The South African Social Security Agency has been established to make the payments of social grants more efficient and predictable. The agency will also work towards reducing corruption and ensuring that social grants reach those who need them the most.
In 2006, it is expected that the number of those who receive social grants will increase to 11-million, the minister said. The 2006 Budget also provides for an increase in social grants payment of more than the inflation rate, giving recipients a real income increase.
From April 2006, the old age pension and the disability grant will increase to a
maximum of R820 a month. The child-support grant, covering children up to age 14, will go up to R190 a month.
More public spending
The improvement of local service delivery is particularly important, Manuel said, as it is at the heart of service delivery for government. The 2006 Budget has prioritised municipal services and community infrastructure by allocating R28.4-billion over the next three years.

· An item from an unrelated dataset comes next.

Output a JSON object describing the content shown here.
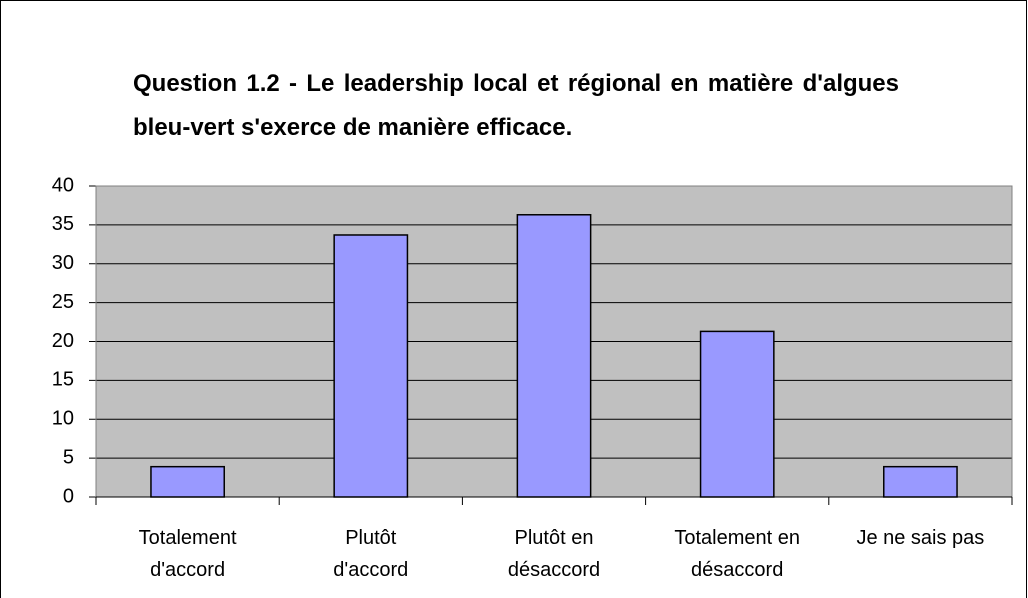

These services will include improving basic municipal infrastructure - including the provision of water and sanitation - as well as building houses and upgrading of informal settlements.
Training programmes to improve the administration of municipalities remain a priority, Manuel said, with the government making local transport infrastructure a priority. Some R1.3-billion has been allocated to improving commuter rail services and local public transport.
Infrastructure spending
The Budget confirmed
that investment in economic infrastructure - the key to economic growth and job creation - is one of the government's main priorities.
Over the next the years, the government will increase spending on infrastructure by R33-billion. These funds will be used for refurbishing hospitals, improving transport infrastructure, supporting for the Gautrain Rapid Rail Link, building World Cup stadiums and allocating resources to national, provincial and local roads.
State-owned enterprises reinforce the government's commitment to infrastructure, Manuel said, by planning R123.4-billion in economic infrastructure spending over the next three years. This includes R32-billion investment spending on rail and ports infrastructure, which will contribute to efficient and effective transportation of goods, as production by our mines and factories increase.